What I dont understand is what cross section means. Lets say material X has cross section of 10 barns for neutron of certain energy. How far will that neutron go inside the material before hitting something? Meter? Micron? Femtometer? Mile? 69 parsecs? Two and half planck lenghts?
I hate the usage of this Barn unit in nuclear physics, who cares about how thicc atoms are to neutrons, we arent trying to play atomic pool, we are not trying to snipe single atom, mean free path is much more usefull and simple, so explain to me why is this Barn unit used instead?
 A: "Cross section" simply means that the barn is a measure of area; $1$ barn is equal to $10^{-28}$ square metres. It measures the size of the "target" that a neutron (or any other beam particle) must hit in order to interact with a specific nucleus (or other target particle). The "target" area is measured perpendicular to the direction of the beam particles.
It is possible to convert the cross-sectional area of a scattering process into the mean free path of beam particles between interactions, as long as you know the density of target nuclei. If the cross-sectional area is $\sigma$ square metres and there are $n$ target nuclei per cubic metre then the mean free path $\lambda$ in metres is
$$\lambda = \frac 1 {n \sigma}$$
However, the calculated mean free path is often large compared to the target thickness; in other words, most particles in the beam will not interact with target nuclei at all. So mean free path is of limited use in particle physics.
A: "Who cares"? You care. You are shooting at a swarm of bees of known number density n and depth d (the foil thickness) trying to infer the size (surface area) of each combined with your pellet, σ, from the number of hits! I assume you want intuition on WP or your modern physics text.

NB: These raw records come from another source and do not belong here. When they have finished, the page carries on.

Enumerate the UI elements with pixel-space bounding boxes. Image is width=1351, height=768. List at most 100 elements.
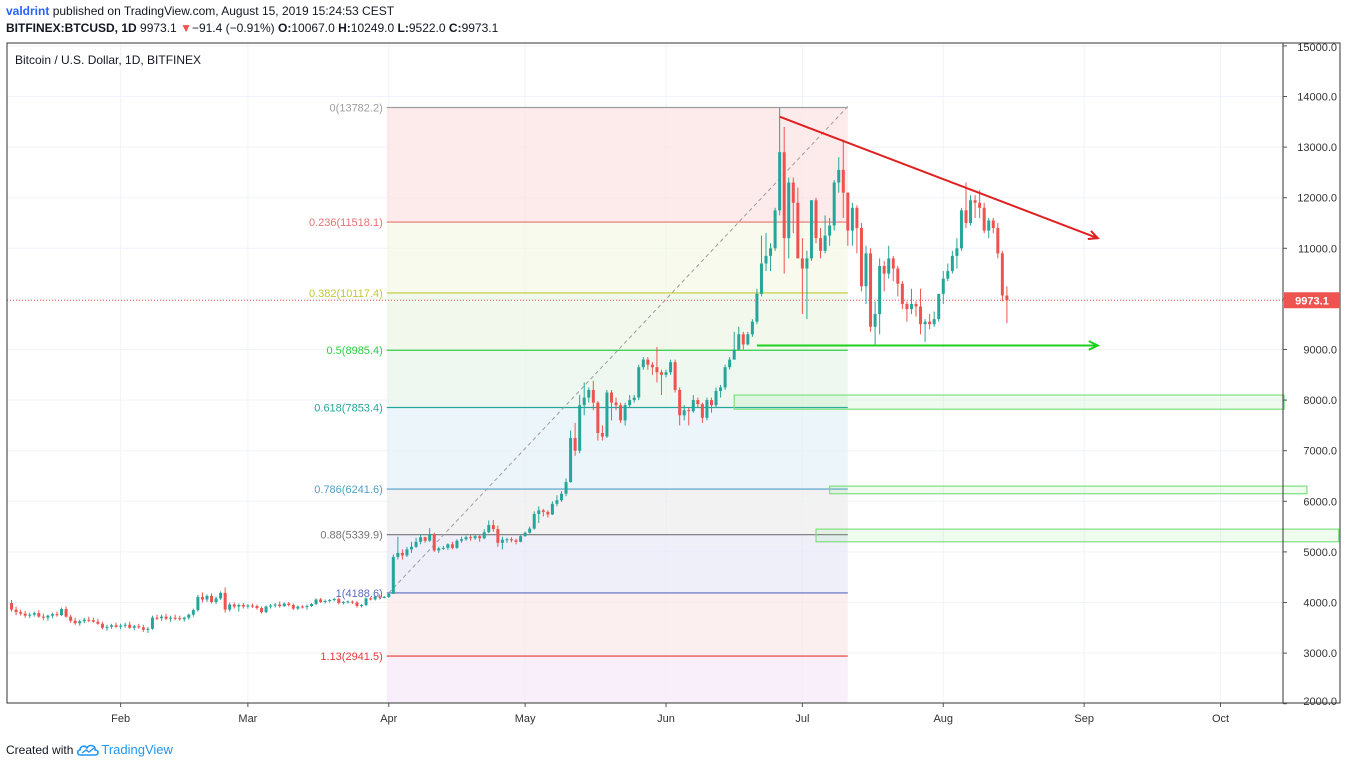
candle-body bbox=[73, 620, 77, 624]
candle-body bbox=[119, 625, 123, 627]
candle-body bbox=[759, 263, 763, 294]
candle-body bbox=[837, 169, 841, 183]
candle-body bbox=[328, 599, 332, 601]
ohlc-low-value: 9522.0 bbox=[408, 21, 446, 35]
candle-body bbox=[982, 207, 986, 231]
candle-body bbox=[160, 616, 164, 619]
candle-body bbox=[769, 248, 773, 256]
candle-body bbox=[859, 228, 863, 287]
fib-band bbox=[386, 489, 848, 535]
candle-body bbox=[550, 503, 554, 515]
ohlc-close-value: 9973.1 bbox=[461, 21, 499, 35]
candle-body bbox=[700, 404, 704, 418]
candle-body bbox=[578, 405, 582, 451]
candle-body bbox=[1000, 253, 1004, 296]
candle-body bbox=[900, 283, 904, 304]
candle-body bbox=[573, 438, 577, 451]
candle-body bbox=[46, 615, 50, 618]
candle-body bbox=[246, 605, 250, 607]
candle-body bbox=[696, 400, 700, 405]
candle-body bbox=[619, 405, 623, 421]
tradingview-brand: TradingView bbox=[101, 742, 173, 757]
candle-body bbox=[741, 334, 745, 345]
candle-body bbox=[437, 548, 441, 551]
candle-body bbox=[469, 537, 473, 539]
fib-level-label: 0.618(7853.4) bbox=[314, 403, 383, 415]
chart-title: Bitcoin / U.S. Dollar, 1D, BITFINEX bbox=[15, 53, 201, 67]
candle-body bbox=[723, 367, 727, 388]
candle-body bbox=[614, 402, 618, 406]
candle-body bbox=[646, 359, 650, 365]
candle-body bbox=[100, 623, 104, 628]
candle-body bbox=[923, 321, 927, 325]
y-tick-label: 8000.0 bbox=[1303, 395, 1337, 407]
support-zone bbox=[733, 394, 1285, 410]
candle-body bbox=[678, 389, 682, 416]
candle-body bbox=[428, 534, 432, 541]
price-chart[interactable]: 0(13782.2) 0.236(11518.1) 0.382(10117.4) 0.… bbox=[0, 0, 1351, 740]
x-tick-label: Mar bbox=[238, 713, 257, 725]
support-zone bbox=[829, 485, 1308, 495]
fib-level-label: 0.786(6241.6) bbox=[314, 484, 383, 496]
last-price: 9973.1 bbox=[140, 21, 177, 35]
candle-body bbox=[564, 482, 568, 494]
author-link[interactable]: valdrint bbox=[6, 4, 50, 18]
candle-body bbox=[123, 624, 127, 626]
tradingview-logo[interactable]: TradingView bbox=[77, 742, 173, 757]
candle-body bbox=[787, 182, 791, 239]
candle-body bbox=[887, 258, 891, 274]
candle-body bbox=[778, 152, 782, 211]
candle-body bbox=[10, 603, 14, 610]
resistance-trendline bbox=[779, 115, 1099, 240]
candle-body bbox=[350, 601, 354, 603]
fib-band bbox=[386, 350, 848, 408]
candle-body bbox=[950, 255, 954, 272]
candle-body bbox=[655, 367, 659, 373]
candle-body bbox=[205, 595, 209, 600]
candle-body bbox=[460, 539, 463, 541]
candle-body bbox=[928, 321, 932, 325]
x-tick-label: Apr bbox=[380, 713, 397, 725]
candle-body bbox=[28, 614, 32, 616]
candle-body bbox=[373, 596, 377, 600]
candle-body bbox=[319, 599, 323, 602]
candle-body bbox=[114, 625, 118, 627]
candle-body bbox=[987, 220, 991, 231]
price-change: −91.4 (−0.91%) bbox=[191, 21, 275, 35]
candle-body bbox=[214, 598, 218, 602]
candle-body bbox=[32, 613, 36, 615]
candle-body bbox=[937, 293, 941, 320]
candle-body bbox=[87, 619, 91, 621]
published-text: published on TradingView.com, August 15,… bbox=[52, 4, 395, 18]
candle-body bbox=[496, 529, 500, 543]
candle-body bbox=[355, 602, 359, 607]
candle-body bbox=[973, 200, 977, 203]
candle-body bbox=[832, 182, 836, 226]
candle-body bbox=[228, 604, 232, 610]
candle-body bbox=[500, 539, 504, 543]
candle-body bbox=[450, 544, 454, 548]
candle-body bbox=[37, 613, 41, 617]
candle-body bbox=[609, 392, 613, 403]
candle-body bbox=[273, 604, 277, 606]
candle-body bbox=[896, 268, 900, 284]
candle-body bbox=[841, 169, 845, 193]
candle-body bbox=[128, 624, 132, 628]
candle-body bbox=[664, 372, 668, 375]
symbol-line: BITFINEX:BTCUSD, 1D 9973.1 ▼−91.4 (−0.91… bbox=[6, 21, 498, 35]
candle-body bbox=[410, 546, 414, 550]
candle-body bbox=[978, 202, 982, 208]
candle-body bbox=[200, 596, 204, 600]
candle-body bbox=[682, 410, 686, 416]
candle-body bbox=[241, 605, 245, 607]
candle-body bbox=[260, 608, 264, 613]
candle-body bbox=[823, 235, 827, 251]
candle-body bbox=[514, 540, 518, 542]
candle-body bbox=[650, 364, 654, 368]
candle-body bbox=[946, 271, 950, 279]
candle-body bbox=[850, 207, 854, 231]
candle-body bbox=[473, 536, 477, 539]
symbol-label: BITFINEX:BTCUSD, 1D bbox=[6, 21, 137, 35]
candle-body bbox=[796, 202, 800, 259]
candle-body bbox=[400, 552, 404, 556]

Assume you are shooting at a swarm of bees of a given unknown size/radius  a with pellets of size b, and you wish to determine the unknown bee-pellet cross-section
$$
\sigma=\pi (a+b)^2,
$$
a fundamental property of bees & pellets. The swarm is very sparse, say with $n= 1/m^3$, and has thickness/depth $d= 10m$; and, moreover, you can detect the kill ratio (probability of interaction), say from the number of smeared pellets recovered.
For $a+b= 10^{-2} m$, your pellet sweeps a cylinder of volume σd through the swarm, so it encounters dσn~ π/1000 bees. Thus,  from this kill ratio, you may determine σ, a fundamental quantity related to the size of bees and pellets, never having examined a bee closely. If you double the thickness of the swarm, you double your kill ratio.

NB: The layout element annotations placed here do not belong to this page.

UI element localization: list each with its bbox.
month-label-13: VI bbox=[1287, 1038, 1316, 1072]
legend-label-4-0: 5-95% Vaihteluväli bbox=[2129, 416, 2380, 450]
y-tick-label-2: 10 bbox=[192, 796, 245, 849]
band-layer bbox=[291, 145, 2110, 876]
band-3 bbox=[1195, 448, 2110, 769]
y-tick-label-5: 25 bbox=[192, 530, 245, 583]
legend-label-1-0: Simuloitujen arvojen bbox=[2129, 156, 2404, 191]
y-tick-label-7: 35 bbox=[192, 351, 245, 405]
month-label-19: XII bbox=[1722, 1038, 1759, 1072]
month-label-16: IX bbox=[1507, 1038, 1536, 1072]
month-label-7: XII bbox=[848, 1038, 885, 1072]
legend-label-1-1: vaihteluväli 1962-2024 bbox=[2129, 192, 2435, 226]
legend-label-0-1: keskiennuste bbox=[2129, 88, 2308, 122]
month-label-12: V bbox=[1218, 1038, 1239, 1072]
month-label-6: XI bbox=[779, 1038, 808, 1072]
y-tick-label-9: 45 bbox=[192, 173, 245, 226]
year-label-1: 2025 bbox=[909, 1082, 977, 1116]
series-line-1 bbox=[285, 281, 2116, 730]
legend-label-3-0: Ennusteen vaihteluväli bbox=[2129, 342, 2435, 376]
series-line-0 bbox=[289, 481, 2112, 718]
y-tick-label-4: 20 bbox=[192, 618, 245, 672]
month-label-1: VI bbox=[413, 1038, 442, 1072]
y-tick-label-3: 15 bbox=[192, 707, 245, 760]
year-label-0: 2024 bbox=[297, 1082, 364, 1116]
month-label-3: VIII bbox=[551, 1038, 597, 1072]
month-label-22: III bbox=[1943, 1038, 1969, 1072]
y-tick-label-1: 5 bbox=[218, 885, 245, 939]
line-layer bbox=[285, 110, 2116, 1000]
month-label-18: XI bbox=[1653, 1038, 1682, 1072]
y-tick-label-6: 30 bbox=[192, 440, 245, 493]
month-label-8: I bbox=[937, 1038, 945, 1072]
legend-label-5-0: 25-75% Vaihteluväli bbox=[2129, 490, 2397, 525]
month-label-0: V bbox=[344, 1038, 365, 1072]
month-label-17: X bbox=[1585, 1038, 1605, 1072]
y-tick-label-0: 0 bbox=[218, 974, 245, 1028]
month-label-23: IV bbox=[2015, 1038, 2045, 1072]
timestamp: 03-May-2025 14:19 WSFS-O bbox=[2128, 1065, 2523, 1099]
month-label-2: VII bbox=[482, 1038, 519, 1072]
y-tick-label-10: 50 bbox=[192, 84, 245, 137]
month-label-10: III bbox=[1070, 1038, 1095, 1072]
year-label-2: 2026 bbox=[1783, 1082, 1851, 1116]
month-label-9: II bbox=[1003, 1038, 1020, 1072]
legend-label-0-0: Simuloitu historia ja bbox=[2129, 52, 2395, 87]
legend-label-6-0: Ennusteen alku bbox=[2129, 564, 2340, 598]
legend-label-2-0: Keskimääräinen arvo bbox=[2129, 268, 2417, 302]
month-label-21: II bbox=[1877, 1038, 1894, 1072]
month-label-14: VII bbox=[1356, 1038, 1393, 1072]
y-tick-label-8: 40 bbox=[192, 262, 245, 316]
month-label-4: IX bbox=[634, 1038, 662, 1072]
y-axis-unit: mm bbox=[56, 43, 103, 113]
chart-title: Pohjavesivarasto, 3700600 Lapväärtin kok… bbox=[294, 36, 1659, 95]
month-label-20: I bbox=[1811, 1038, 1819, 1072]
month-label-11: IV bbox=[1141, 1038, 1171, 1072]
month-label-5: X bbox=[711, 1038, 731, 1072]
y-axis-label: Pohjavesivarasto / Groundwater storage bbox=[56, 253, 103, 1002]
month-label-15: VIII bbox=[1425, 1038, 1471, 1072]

How far will that  [pellet] go inside the [swarm] before hitting [a bee]?

Note for an almost certain kill, on average, you'll need a huge depth, d~λ=10 km/π. Whether you choose to parameterize your kill ratio by d/λ is optional, but why not work in the units of the small object you are investigating, in this case the bees (cum-pellet)? You are not studying the swarm (whose bee density your know): you are studying the bee size. In HEP, people investigate femtobarns, $fb= 10^{-43}m^2$, so they investigate distances of the order of millionths of a fermi.